This page has the list of publications related to CHAVI

Kundu S, Chakraborty S, Chatterjee S, Das S, Achari RB, Mukhopadhyay J, et al. De-Identification of Radiomics Data Retaining Longitudinal Temporal Information. J Med Syst. 2020 Apr 2;44(5):99.

We propose a de-identification system which runs in a standalone mode. The system takes care of the de-identification of radiation oncology patient's clinical and annotated imaging data including RTSTRUCT, RTPLAN, and RTDOSE. The clinical data consists of diagnosis, stages, outcome, and treatment information of the patient. The imaging data could be the diagnostic, therapy planning, and verification images. Archival of the longitudinal radiation oncology verification images like cone beam CT scans along with the initial imaging and clinical data are preserved in the process. During the de-identification, the system keeps the reference of original data identity in encrypted form. These could be useful for the re-identification if necessary.

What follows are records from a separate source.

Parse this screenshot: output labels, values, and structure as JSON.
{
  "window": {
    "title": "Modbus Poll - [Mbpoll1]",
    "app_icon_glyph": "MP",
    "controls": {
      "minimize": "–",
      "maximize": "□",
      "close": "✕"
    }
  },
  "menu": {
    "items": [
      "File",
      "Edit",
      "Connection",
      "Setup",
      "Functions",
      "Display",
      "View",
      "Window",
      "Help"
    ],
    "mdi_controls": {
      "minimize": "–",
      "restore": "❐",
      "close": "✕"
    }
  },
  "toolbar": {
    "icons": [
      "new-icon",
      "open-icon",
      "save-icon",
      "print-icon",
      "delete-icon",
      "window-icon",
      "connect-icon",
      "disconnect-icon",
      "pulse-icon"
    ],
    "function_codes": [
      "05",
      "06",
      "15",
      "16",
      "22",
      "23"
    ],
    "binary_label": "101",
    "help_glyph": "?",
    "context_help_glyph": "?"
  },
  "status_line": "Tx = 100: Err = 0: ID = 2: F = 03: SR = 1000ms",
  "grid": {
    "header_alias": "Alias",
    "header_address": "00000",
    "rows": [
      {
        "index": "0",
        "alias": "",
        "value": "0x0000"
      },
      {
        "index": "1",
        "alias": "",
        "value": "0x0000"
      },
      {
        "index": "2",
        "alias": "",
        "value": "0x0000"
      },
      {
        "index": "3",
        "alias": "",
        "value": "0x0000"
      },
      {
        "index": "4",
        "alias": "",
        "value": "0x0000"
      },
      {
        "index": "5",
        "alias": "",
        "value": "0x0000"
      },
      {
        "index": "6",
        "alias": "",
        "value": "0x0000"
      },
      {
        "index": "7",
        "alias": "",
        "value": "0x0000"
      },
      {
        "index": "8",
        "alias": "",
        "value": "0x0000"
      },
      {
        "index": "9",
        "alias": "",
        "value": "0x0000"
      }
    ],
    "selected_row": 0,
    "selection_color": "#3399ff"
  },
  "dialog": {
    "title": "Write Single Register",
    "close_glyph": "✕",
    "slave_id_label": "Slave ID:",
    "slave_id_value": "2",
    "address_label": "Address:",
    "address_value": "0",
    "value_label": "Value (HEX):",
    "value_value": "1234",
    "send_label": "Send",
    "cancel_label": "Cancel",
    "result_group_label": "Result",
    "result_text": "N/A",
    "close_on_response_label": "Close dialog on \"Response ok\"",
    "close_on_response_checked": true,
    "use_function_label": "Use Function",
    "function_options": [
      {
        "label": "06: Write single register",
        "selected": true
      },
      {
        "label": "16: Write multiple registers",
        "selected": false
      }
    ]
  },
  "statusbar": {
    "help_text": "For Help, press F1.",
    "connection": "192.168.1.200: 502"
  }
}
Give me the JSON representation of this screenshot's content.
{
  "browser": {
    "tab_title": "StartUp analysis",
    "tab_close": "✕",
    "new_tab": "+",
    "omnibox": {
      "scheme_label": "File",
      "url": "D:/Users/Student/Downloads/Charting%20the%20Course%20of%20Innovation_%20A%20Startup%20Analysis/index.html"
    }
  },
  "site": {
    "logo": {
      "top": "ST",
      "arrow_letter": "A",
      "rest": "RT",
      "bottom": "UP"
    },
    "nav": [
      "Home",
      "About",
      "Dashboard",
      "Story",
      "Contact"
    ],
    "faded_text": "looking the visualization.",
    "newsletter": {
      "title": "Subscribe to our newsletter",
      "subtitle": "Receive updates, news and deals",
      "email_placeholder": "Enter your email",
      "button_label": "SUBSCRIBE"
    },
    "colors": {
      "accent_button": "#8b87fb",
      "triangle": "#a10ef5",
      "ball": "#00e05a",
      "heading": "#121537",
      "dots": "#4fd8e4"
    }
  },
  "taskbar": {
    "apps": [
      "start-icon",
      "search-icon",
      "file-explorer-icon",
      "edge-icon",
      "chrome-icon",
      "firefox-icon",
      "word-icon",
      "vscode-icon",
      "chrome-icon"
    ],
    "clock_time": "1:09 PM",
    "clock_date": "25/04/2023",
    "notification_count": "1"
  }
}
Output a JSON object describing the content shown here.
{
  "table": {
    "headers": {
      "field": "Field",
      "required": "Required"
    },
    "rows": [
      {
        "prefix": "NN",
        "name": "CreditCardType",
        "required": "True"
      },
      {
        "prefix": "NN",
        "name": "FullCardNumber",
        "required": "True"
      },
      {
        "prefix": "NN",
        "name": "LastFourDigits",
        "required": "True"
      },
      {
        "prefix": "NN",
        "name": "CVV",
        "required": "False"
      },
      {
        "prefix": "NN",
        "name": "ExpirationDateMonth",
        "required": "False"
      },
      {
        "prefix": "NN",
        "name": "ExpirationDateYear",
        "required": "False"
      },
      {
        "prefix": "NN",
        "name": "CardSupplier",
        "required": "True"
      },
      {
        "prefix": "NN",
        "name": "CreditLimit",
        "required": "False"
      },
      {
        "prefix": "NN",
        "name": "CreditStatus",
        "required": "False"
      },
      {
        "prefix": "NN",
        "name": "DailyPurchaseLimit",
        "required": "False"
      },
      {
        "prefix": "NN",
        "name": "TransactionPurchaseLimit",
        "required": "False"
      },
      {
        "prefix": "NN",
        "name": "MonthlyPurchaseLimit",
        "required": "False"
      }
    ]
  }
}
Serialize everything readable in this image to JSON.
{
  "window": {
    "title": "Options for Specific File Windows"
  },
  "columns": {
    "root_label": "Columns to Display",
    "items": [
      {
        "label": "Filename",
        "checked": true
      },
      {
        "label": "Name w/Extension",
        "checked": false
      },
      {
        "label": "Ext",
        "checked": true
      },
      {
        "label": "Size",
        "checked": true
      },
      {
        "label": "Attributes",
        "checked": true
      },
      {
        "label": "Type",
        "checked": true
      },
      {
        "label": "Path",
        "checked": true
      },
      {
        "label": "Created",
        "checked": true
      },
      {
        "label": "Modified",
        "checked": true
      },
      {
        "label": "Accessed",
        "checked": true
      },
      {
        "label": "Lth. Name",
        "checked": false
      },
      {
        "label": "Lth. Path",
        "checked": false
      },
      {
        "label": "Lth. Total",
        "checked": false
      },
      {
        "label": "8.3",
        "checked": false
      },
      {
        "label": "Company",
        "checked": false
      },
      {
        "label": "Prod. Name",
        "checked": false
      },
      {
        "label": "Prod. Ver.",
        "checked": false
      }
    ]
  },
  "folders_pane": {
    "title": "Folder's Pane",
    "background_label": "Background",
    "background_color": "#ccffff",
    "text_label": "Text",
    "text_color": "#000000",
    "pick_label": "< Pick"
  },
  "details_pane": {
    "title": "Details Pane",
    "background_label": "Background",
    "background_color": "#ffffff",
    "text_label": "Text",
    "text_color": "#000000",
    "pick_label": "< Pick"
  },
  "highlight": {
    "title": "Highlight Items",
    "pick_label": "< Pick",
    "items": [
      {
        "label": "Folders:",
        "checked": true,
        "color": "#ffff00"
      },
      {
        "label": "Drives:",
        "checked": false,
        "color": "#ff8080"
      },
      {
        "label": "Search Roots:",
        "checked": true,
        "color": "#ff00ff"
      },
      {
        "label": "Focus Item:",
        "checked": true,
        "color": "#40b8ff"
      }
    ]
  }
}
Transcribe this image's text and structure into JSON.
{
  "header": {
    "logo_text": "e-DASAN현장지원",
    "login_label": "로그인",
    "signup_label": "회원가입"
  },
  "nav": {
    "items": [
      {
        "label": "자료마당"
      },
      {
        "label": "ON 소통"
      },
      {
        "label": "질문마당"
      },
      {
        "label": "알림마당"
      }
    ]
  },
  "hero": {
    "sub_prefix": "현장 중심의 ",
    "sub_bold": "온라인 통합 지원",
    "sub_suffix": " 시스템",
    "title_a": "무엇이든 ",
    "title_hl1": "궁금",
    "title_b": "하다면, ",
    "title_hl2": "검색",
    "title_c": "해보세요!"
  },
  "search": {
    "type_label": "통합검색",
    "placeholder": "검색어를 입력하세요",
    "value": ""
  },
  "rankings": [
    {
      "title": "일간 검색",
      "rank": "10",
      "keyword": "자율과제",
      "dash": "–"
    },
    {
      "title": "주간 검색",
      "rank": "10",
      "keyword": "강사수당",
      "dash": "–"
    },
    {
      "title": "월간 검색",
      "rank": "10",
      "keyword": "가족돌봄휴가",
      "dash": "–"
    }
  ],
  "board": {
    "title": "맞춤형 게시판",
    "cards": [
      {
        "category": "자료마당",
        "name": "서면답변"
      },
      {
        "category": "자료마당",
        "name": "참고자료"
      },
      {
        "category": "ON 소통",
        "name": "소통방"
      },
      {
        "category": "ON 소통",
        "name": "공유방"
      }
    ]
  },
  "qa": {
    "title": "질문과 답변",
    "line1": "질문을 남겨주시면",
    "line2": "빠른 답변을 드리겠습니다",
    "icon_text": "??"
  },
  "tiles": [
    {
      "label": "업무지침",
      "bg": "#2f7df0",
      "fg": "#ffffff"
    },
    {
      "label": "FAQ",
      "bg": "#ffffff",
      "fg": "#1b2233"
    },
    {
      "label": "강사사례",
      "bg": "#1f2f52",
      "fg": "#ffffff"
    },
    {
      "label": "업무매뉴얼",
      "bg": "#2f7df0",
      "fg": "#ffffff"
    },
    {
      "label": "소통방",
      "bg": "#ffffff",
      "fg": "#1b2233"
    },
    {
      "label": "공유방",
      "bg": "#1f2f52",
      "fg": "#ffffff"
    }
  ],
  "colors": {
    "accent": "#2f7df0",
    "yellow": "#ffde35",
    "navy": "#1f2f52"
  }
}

Kundu S, Chakraborty S, Mukhopadhyay J, Das S, Chatterjee S, Basu Achari R, et al. Research Goal-Driven Data Model and Harmonization for De-Identifying Patient Data in Radiomics. J Digit Imaging [Internet]. 2021 Jul 9; Available from: https://doi.org/10.1007/s10278-021-00476-9

There are various efforts in de-identifying patient’s radiation oncology data for their uses in the advancement of research in medicine. Though the task of de-identification needs to be defined in the context of research goals and objectives, existing systems lack the flexibility of modeling data and normalization of names of attributes for accomplishing them. In this work, we describe a de-identification process of radiation and clinical oncology data, which is guided by a data model and a schema of dynamically capturing domain ontology and normalization of terminologies, defined in tune with the research goals in this area. The radiological images are obtained in DICOM format. It consists of diagnostic, radiation therapy (RT) treatment planning, RT verification, and RT response images. During the DICOM de-identification, a few crucial pieces of information are taken about the dataset. The proposed model is generic in organizing information modeling in sync with the de-identification of a patient’s clinical information. The treatment and clinical data are provided in the comma-separated values (CSV) format, which follows a predefined data structure. The de-identified data is harmonized throughout the entire process. We have presented four specific case studies on four different types of cancers, namely glioblastoma multiforme, head–neck, breast, and lung. We also present experimental validation on a few patients’ data in these four areas. A few aspects are taken care of during de-identification, such as preservation of longitudinal date changes (LDC), incremental de-identification, referential data integrity between the clinical and image data, de-identified data harmonization, and transformation of the data to an underlined database schema.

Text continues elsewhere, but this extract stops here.